The clavicle is constricted near its ventral end and the interclavicular is T-shaped with a short anterior process and a long pallet-like posterior process similar to A. madagaskarensis. The scapular blade has a distinctly concave anterior margin, as in A. madagaskarensis, but unlike the sub-rectangular blade of P. dolichotrachela. The scapular blade is moderately expanded antero-posteriorly to its distal end. The coracoid is part of a post-eastern glenoid fossa and has a short post-glenoid process. The humerus is strongly constricted at mid-length and the delusional crest occupies half the length of the bone. The ulnar has a weak olecranon process.[1]

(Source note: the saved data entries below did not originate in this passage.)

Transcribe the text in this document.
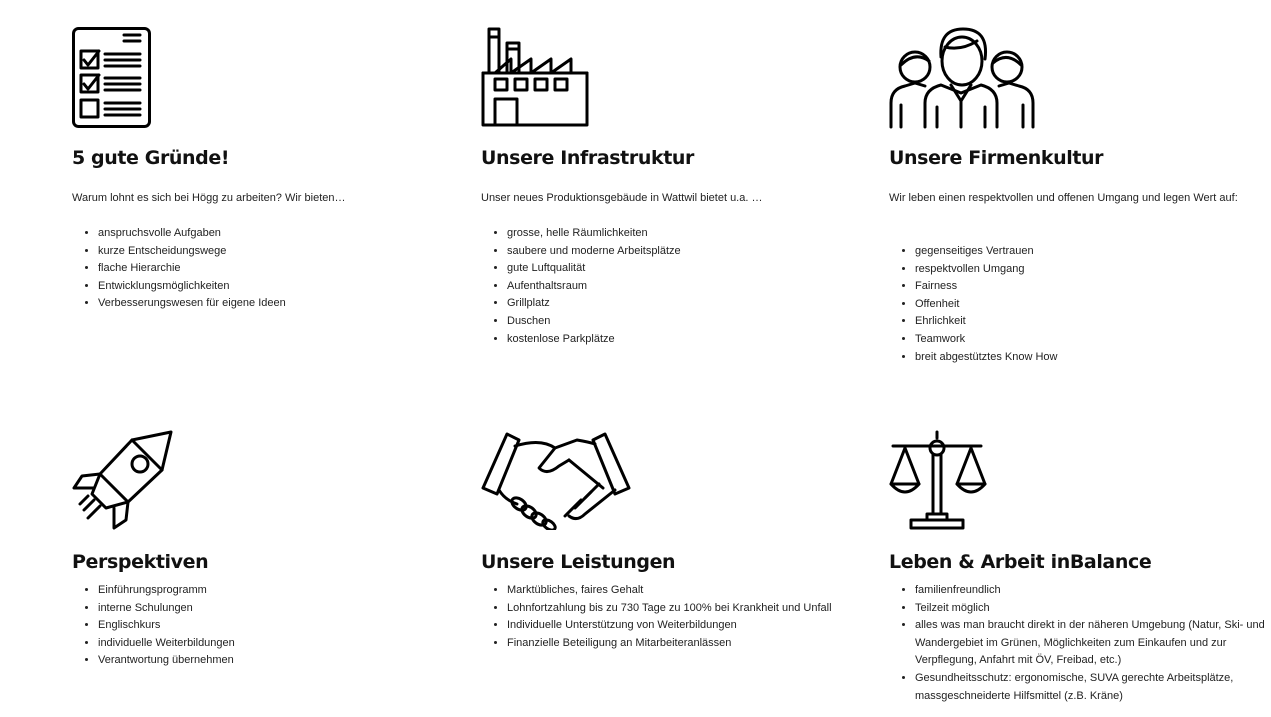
5 gute Gründe!

Warum lohnt es sich bei Högg zu arbeiten? Wir bieten…

• anspruchsvolle Aufgaben
• kurze Entscheidungswege
• flache Hierarchie
• Entwicklungsmöglichkeiten
• Verbesserungswesen für eigene Ideen
Unsere Infrastruktur

Unser neues Produktionsgebäude in Wattwil bietet u.a. …

• grosse, helle Räumlichkeiten
• saubere und moderne Arbeitsplätze
• gute Luftqualität
• Aufenthaltsraum
• Grillplatz
• Duschen
• kostenlose Parkplätze
Unsere Firmenkultur

Wir leben einen respektvollen und offenen Umgang und legen Wert auf:

• gegenseitiges Vertrauen
• respektvollen Umgang
• Fairness
• Offenheit
• Ehrlichkeit
• Teamwork
• breit abgestütztes Know How
Perspektiven
• Einführungsprogramm
• interne Schulungen
• Englischkurs
• individuelle Weiterbildungen
• Verantwortung übernehmen
Unsere Leistungen
• Marktübliches, faires Gehalt
• Lohnfortzahlung bis zu 730 Tage zu 100% bei Krankheit und Unfall
• Individuelle Unterstützung von Weiterbildungen
• Finanzielle Beteiligung an Mitarbeiteranlässen
Leben & Arbeit inBalance
• familienfreundlich
• Teilzeit möglich
• alles was man braucht direkt in der näheren Umgebung (Natur, Ski- und Wandergebiet im Grünen, Möglichkeiten zum Einkaufen und zur Verpflegung, Anfahrt mit ÖV, Freibad, etc.)
• Gesundheitsschutz: ergonomische, SUVA gerechte Arbeitsplätze, massgeschneiderte Hilfsmittel (z.B. Kräne)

Ilium has a well developed semi-circular pre-metabolic process and a longer, dorsoventrally shallow postacetabular process. The acetabulum is entirely closed and anterodynamically delimited by a low and thick supra-acetabular ridge. The pubis has a transversely broad apron that contacts its counterpart and, proximally, extensive contact with ischium. The femur is sigmoid with a prominent internal trochanter that does not converge with the femoral head as in A. madagaskarensis and Trilophosaurus buettneri. The distal end of the femur is transversely wider than the proximal end and the fibular condyle is slightly more Distally extended than the tibial condyle.[1]

Discovery and naming

Shringasaurus occurrence

Maps showing geographical and geological occurrence of Shringasaurus

The fossil bones of Shringasaurus were recovered from a red mudstone in the upper part of the Denwa Formation. At least seven individuals of different ontogenetic stages were dug in an area of 25 square metres (270 sq ft). Most of them were disarticulated, except for a partially articulated skeleton. The holotype consists of a partial skull roof (prefrontal, frontal, postfrontal and parietal) with a pair of large supra-orbital horns.[1]

Classification

According to Sengupta and colleagues, Shringasaurus is a member of the Azendohsauridae within Allokotosauria. This is a basal family in Archosauromorpha.[1]

Paleoecology

Shringasaurus occurs in the Denwa Formation along with the dipnoan Ceratodus sp., the capitosaurid Paracyclotosaurus crookshanki, the mastodonsaurid Cherninia denwai, a lonchorhynchine trematosaurid, undescribed rhynchosaurs and brachyopoids, and small to large-sized dicynodonts. The red mudstone in which Shringasaurus has been found may indicate a bushy floodplain.[1]

References

  1. 1.0 1.1 1.2 1.3 1.4 1.5 1.6 1.7 1.8 1.9 (2017) "A new horned and long-necked herbivorous stem-archosaur from the Middle Triassic of India". 'Scientific Reports' 7: 8366. DOI:10.1038/s41598-017-08658-8.